Enfin, la charte prévoit le recours, à la demande des parties, à des modes non contentieux de règlement : médiation des entreprises et commissions départementales de conciliation des baux commerciaux.

"Cette charte de bonnes pratiques constitue un signal positif au service de l’intérêt des commerçants fragilisés par la crise, notamment les petits et les indépendants, comme celui des bailleurs", assure Bruno Le Maire. Suffisant pour apaiser toutes les tensions ? Non à en croire 15 grandes fédérations du commerce qui ont renoncé à signer la charte.

Un antagonisme qui persiste


"Nous regrettons vivement que cette médiation n’ait pas permis de trouver un accord acceptable avec les bailleurs sur la question des loyers, expliquent l’Alliance du commerce, Procos, la fédération française de la franchise, le syndicat national de la restauration publique organisée, la fédération du commerce et services de l’électrodomestique et du multimédia, la fédération française du négoce de l'ameublement et de l'équipement de la maison, le rassemblement des opticiens de France, l’union de la bijouterie horlogerie, l’union sport & cycle, le syndicat national de l’alimentation et de la restauration rapide, le syndicat national de la restauration thématique et commerciale, la fédération nationale des métiers de la jardinerie, la fédération des commerces spécialistes des jouets et des produits de l’enfant, la fédération national des cinémas français, et la fédération nationale des entreprises des activités physiques de loisirs. Nous dénonçons fortement les propositions formulées dans le projet de charte. Limitées, non contraignantes, déséquilibrées et excluantes, elles témoignent de l’incompréhension totale d’une majorité des bailleurs des conséquences graves de la crise du Covid-19 pour notre secteur. Nos nombreuses propositions n’ont pas été entendues lors de cette médiation. Le problème des loyers reste donc entier."

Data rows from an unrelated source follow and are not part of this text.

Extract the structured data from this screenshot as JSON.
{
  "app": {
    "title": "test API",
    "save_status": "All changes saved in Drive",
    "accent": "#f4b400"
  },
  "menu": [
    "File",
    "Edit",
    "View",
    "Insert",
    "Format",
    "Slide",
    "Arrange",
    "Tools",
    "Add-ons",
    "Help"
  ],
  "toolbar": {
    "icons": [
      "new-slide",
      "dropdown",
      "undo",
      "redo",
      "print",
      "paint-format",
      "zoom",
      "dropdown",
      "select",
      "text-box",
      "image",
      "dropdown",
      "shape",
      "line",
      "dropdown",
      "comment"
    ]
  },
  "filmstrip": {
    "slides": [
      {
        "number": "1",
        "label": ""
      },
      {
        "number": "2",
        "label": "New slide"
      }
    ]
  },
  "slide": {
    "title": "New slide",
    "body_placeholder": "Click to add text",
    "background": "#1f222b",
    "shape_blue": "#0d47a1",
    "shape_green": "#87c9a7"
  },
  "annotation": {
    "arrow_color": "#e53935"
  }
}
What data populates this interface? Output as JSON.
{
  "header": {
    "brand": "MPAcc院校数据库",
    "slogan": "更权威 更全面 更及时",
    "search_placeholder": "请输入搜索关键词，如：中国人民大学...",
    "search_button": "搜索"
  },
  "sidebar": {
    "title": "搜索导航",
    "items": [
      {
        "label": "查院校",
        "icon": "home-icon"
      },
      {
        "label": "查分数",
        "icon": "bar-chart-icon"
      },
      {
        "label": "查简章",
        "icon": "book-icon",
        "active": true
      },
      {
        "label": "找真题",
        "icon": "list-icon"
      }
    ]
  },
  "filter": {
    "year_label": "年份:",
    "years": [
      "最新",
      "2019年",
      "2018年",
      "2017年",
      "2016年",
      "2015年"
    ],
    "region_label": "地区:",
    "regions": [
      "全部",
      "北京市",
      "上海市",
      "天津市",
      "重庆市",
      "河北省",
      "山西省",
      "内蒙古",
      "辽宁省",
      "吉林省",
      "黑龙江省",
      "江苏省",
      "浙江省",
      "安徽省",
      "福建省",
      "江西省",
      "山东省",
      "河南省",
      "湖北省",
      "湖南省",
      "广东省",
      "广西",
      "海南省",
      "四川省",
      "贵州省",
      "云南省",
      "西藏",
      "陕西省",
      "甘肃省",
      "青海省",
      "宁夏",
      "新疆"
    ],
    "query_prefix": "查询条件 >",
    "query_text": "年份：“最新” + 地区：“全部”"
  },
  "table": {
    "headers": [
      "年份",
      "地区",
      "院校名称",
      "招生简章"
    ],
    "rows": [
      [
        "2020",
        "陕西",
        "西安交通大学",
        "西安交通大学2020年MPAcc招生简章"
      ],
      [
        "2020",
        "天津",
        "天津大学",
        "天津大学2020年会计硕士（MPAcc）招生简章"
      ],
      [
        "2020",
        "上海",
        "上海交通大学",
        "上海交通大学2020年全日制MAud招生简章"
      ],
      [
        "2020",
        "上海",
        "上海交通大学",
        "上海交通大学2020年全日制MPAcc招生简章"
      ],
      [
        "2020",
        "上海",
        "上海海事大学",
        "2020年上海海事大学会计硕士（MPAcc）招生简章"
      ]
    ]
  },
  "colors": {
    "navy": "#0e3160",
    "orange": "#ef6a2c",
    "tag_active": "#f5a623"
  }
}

Elles ajoutent : "Malgré la réouverture d’une part importante des établissements, nos commerces et nos entreprises sont en danger. Il est impératif et urgent de trouver des solutions pour sauver les emplois et les entreprises, quels que soient leur taille et leur lieu d’implantation. Nous continuerons à accompagner nos adhérents sur le sujet des loyers et appelons le gouvernement à travailler en urgence à 2 l’élaboration d’un plan de soutien spécifique à l’ensemble des acteurs du commerce."

Le Conseil national des centres commerciaux (CNCC) se félicite pour sa part que plusieurs fédérations de commerçants aient accepté de signer la charte issue de cette médiation et regrette "que d’autres s’en abstiennent alors qu’elle aurait bénéficié à un maximum de leurs adhérents en définissant un accord cadre équitable et des règles de bonne conduite pour des discussions de gré à gré ». Il recommande toutefois à ses adhérents bailleurs « d’appliquer cette charte à l’ensemble de leurs locataires, y compris aux adhérents de fédérations qui n’en sont pas signataires."